Hi Jim,

I think the others should be implicitly used because of order and type.

Sorry tokenizer should be split – unpropagated change.

Chartostring (which I called concatenate) is to be used first (because it is the more specific match).

EOS is up for grabs I was thinking of it as a returned value (e.g. -1) but an exception might (or might not) be easier to make sense of.

Regarding the new model. I don’t think this is a problem at the level of your example. We could simply use a single sequence and a more complex “split” conversion. I imagine that the “split” conversion we would want to settle on should accept a regular expression (or at least a list of separators). In your example you just have to allow the separator to be a new line OR a comma and you are done.

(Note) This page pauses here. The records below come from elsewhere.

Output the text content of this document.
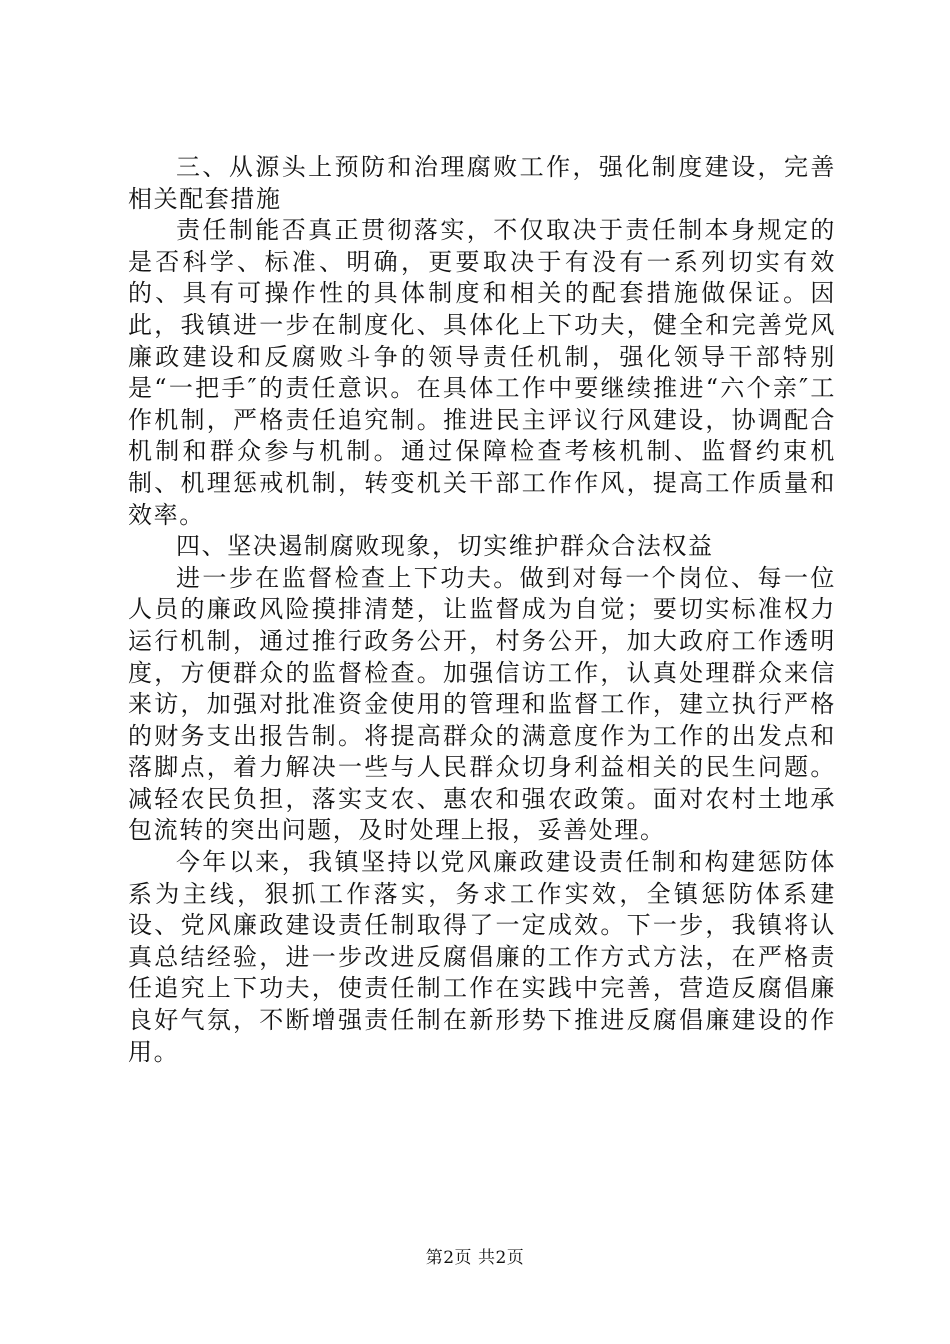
三、从源头上预防和治理腐败工作，强化制度建设，完善相关配套措施

责任制能否真正贯彻落实，不仅取决于责任制本身规定的是否科学、标准、明确，更要取决于有没有一系列切实有效的、具有可操作性的具体制度和相关的配套措施做保证。因此，我镇进一步在制度化、具体化上下功夫，健全和完善党风廉政建设和反腐败斗争的领导责任机制，强化领导干部特别是“一把手″的责任意识。在具体工作中要继续推进“六个亲″工作机制，严格责任追究制。推进民主评议行风建设，协调配合机制和群众参与机制。通过保障检查考核机制、监督约束机制、机理惩戒机制，转变机关干部工作作风，提高工作质量和效率。

四、坚决遏制腐败现象，切实维护群众合法权益

进一步在监督检查上下功夫。做到对每一个岗位、每一位人员的廉政风险摸排清楚，让监督成为自觉；要切实标准权力运行机制，通过推行政务公开，村务公开，加大政府工作透明度，方便群众的监督检查。加强信访工作，认真处理群众来信来访，加强对批准资金使用的管理和监督工作，建立执行严格的财务支出报告制。将提高群众的满意度作为工作的出发点和落脚点，着力解决一些与人民群众切身利益相关的民生问题。减轻农民负担，落实支农、惠农和强农政策。面对农村土地承包流转的突出问题，及时处理上报，妥善处理。

今年以来，我镇坚持以党风廉政建设责任制和构建惩防体系为主线，狠抓工作落实，务求工作实效，全镇惩防体系建设、党风廉政建设责任制取得了一定成效。下一步，我镇将认真总结经验，进一步改进反腐倡廉的工作方式方法，在严格责任追究上下功夫，使责任制工作在实践中完善，营造反腐倡廉良好气氛，不断增强责任制在新形势下推进反腐倡廉建设的作用。

第2页 共2页
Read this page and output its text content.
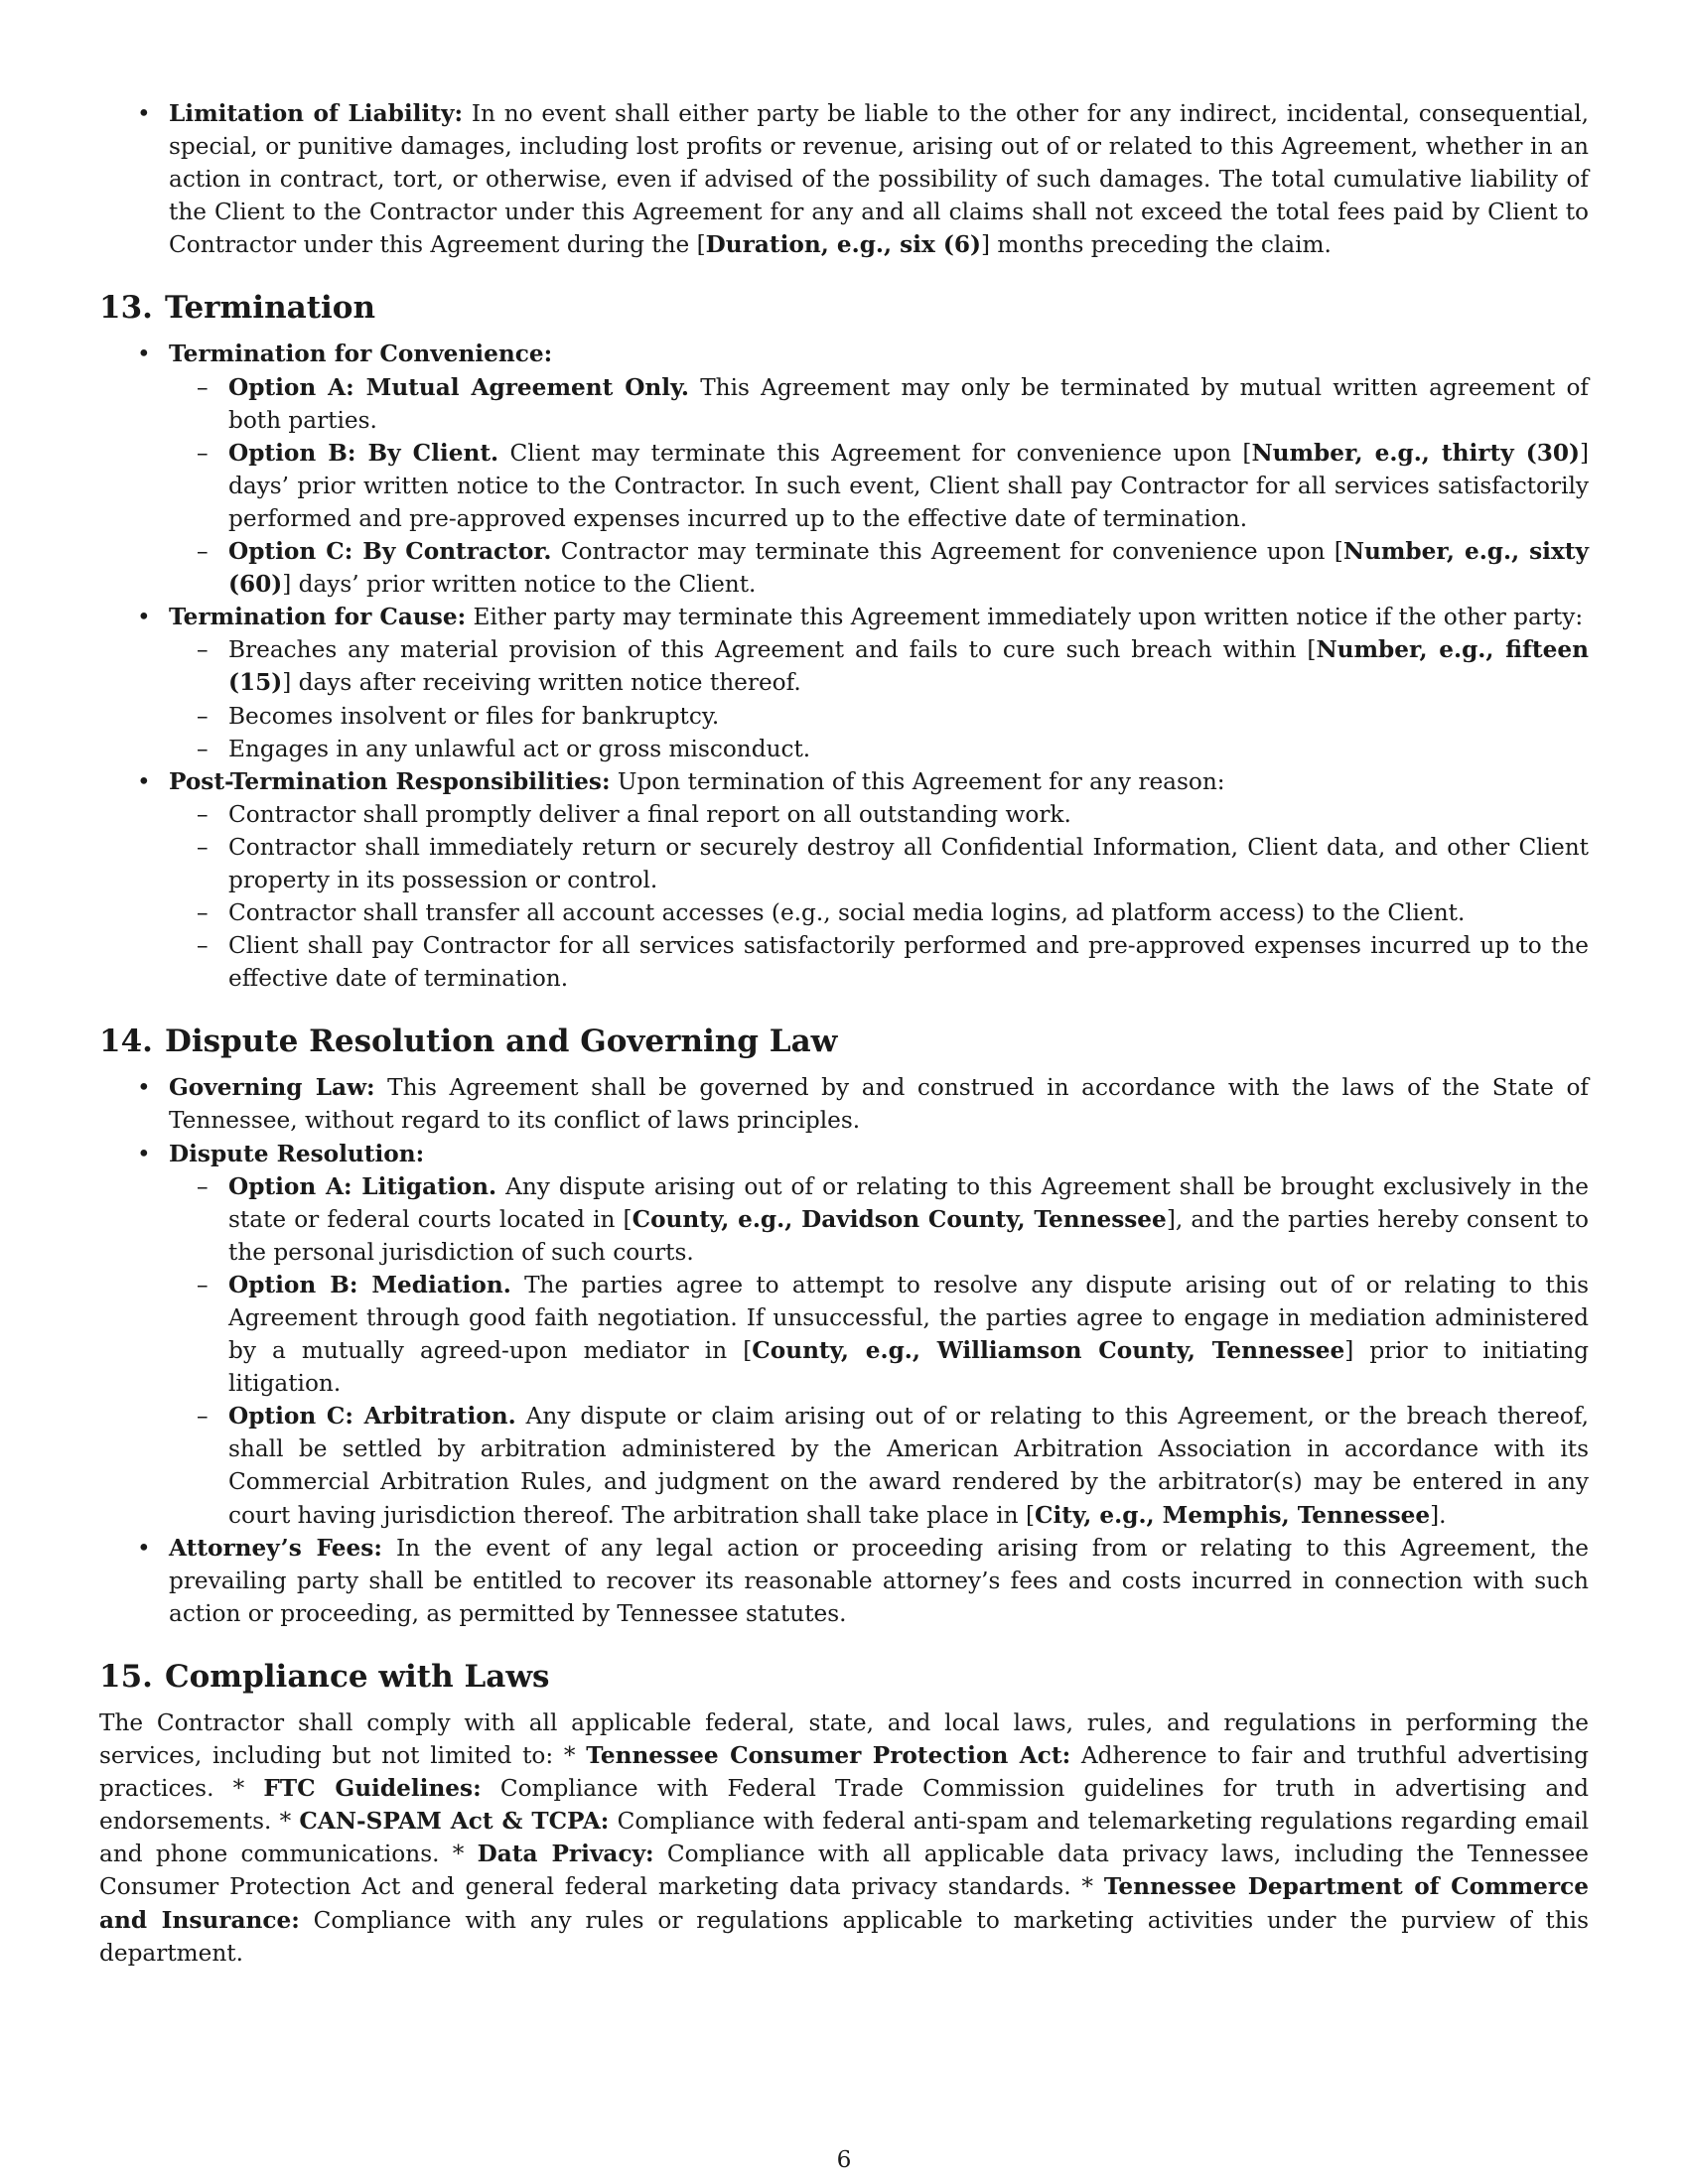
• Limitation of Liability: In no event shall either party be liable to the other for any indirect, incidental, consequential, special, or punitive damages, including lost profits or revenue, arising out of or related to this Agreement, whether in an action in contract, tort, or otherwise, even if advised of the possibility of such damages. The total cumulative liability of the Client to the Contractor under this Agreement for any and all claims shall not exceed the total fees paid by Client to Contractor under this Agreement during the [Duration, e.g., six (6)] months preceding the claim.
13. Termination
• Termination for Convenience:
– Option A: Mutual Agreement Only. This Agreement may only be terminated by mutual written agreement of both parties.
– Option B: By Client. Client may terminate this Agreement for convenience upon [Number, e.g., thirty (30)] days’ prior written notice to the Contractor. In such event, Client shall pay Contractor for all services satisfactorily performed and pre-approved expenses incurred up to the effective date of termination.
– Option C: By Contractor. Contractor may terminate this Agreement for convenience upon [Number, e.g., sixty (60)] days’ prior written notice to the Client.
• Termination for Cause: Either party may terminate this Agreement immediately upon written notice if the other party:
– Breaches any material provision of this Agreement and fails to cure such breach within [Number, e.g., fifteen (15)] days after receiving written notice thereof.
– Becomes insolvent or files for bankruptcy.
– Engages in any unlawful act or gross misconduct.
• Post-Termination Responsibilities: Upon termination of this Agreement for any reason:
– Contractor shall promptly deliver a final report on all outstanding work.
– Contractor shall immediately return or securely destroy all Confidential Information, Client data, and other Client property in its possession or control.
– Contractor shall transfer all account accesses (e.g., social media logins, ad platform access) to the Client.
– Client shall pay Contractor for all services satisfactorily performed and pre-approved expenses incurred up to the effective date of termination.
14. Dispute Resolution and Governing Law
• Governing Law: This Agreement shall be governed by and construed in accordance with the laws of the State of Tennessee, without regard to its conflict of laws principles.
• Dispute Resolution:
– Option A: Litigation. Any dispute arising out of or relating to this Agreement shall be brought exclusively in the state or federal courts located in [County, e.g., Davidson County, Tennessee], and the parties hereby consent to the personal jurisdiction of such courts.
– Option B: Mediation. The parties agree to attempt to resolve any dispute arising out of or relating to this Agreement through good faith negotiation. If unsuccessful, the parties agree to engage in mediation administered by a mutually agreed-upon mediator in [County, e.g., Williamson County, Tennessee] prior to initiating litigation.
– Option C: Arbitration. Any dispute or claim arising out of or relating to this Agreement, or the breach thereof, shall be settled by arbitration administered by the American Arbitration Association in accordance with its Commercial Arbitration Rules, and judgment on the award rendered by the arbitrator(s) may be entered in any court having jurisdiction thereof. The arbitration shall take place in [City, e.g., Memphis, Tennessee].
• Attorney’s Fees: In the event of any legal action or proceeding arising from or relating to this Agreement, the prevailing party shall be entitled to recover its reasonable attorney’s fees and costs incurred in connection with such action or proceeding, as permitted by Tennessee statutes.
15. Compliance with Laws

The Contractor shall comply with all applicable federal, state, and local laws, rules, and regulations in performing the services, including but not limited to: * Tennessee Consumer Protection Act: Adherence to fair and truthful advertising practices. * FTC Guidelines: Compliance with Federal Trade Commission guidelines for truth in advertising and endorsements. * CAN-SPAM Act & TCPA: Compliance with federal anti-spam and telemarketing regulations regarding email and phone communications. * Data Privacy: Compliance with all applicable data privacy laws, including the Tennessee Consumer Protection Act and general federal marketing data privacy standards. * Tennessee Department of Commerce and Insurance: Compliance with any rules or regulations applicable to marketing activities under the purview of this department.

6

A note here this is intended as a rough sketch not a finished design. I am expecting the details to need to be worked out here. In particular I think Mike/IBM have some fairly complex ideas for separator/terminator/initiator/escape that we will have to try to seat in this framework.

Thanks,

Martin

From: Jim Myers [mailto:jimmyers@ncsa.uiuc.edu]
Sent: Wednesday, March 01, 2006 3:49 AM
To: Westhead, Martin (Martin); dfdl-wg@ggf.org
Subject: Re: [dfdl-wg] CSV string worked example

Martin - two types of comments - things I think are typos/inconsistencies and an alternate logic:

Clarifications:
are the initial definitions on the top element defining an order to use subsequently or are they just there for us to see what you've defined?
Of the four there, you only explicitly (in a comment?) invoke one - are the others implicit because of the order?
You use dfdl:tokenizer as a conversion later - is that supposed to be split as well?
bytetochar is used implicitly before the first split?
chartostring is used implicitly before stringtoint which is implicitly used to get the int element?
is EOS a returned value (and therefore of the type being returned) or is it an exception?

Logical - what happens if the rows are not in the logical model - physically there are 10 rows with 5 elements, but the logical model is 50 ints in a single sequence. To support this, you'd need to have both tokenization steps in one sequence annotation with two separate split separators - does the use of setLocal for split separator work in this case? (Is this how byteorder is now used?)
Thinking about missing values - is it clear how a missing row versus a missing element is now handled (I think so) - the split conversion using comma can define a default input to use if the stream it recieves is empty (from a \n\n pair) and the stringtoint conversion can do likewise to cover a ,, pair.

Jim

At 09:25 PM 2/28/2006, Westhead, Martin (Martin) wrote:

Hi Folks,

I have tried to work through the CSV example that Mike suggested a couple of weeks ago. It has turned up some interesting issues which I have tried to address. These are less about making the underlying semantics work and more about providing a seamless default set up that makes the easy things work just as you would like.

I was pushed for time on this so I apologies if this is unclear in places, but I wanted to put it out before tomorrow’s meeting.

Thanks,

Martin

James D. Myers
Associate Director, Cyberenvironments and Technologies, NCSA
1205 W. Clark St, MC-257
Urbana, IL 61801
217-244-1934
jimmyers@ncsa.uiuc.edu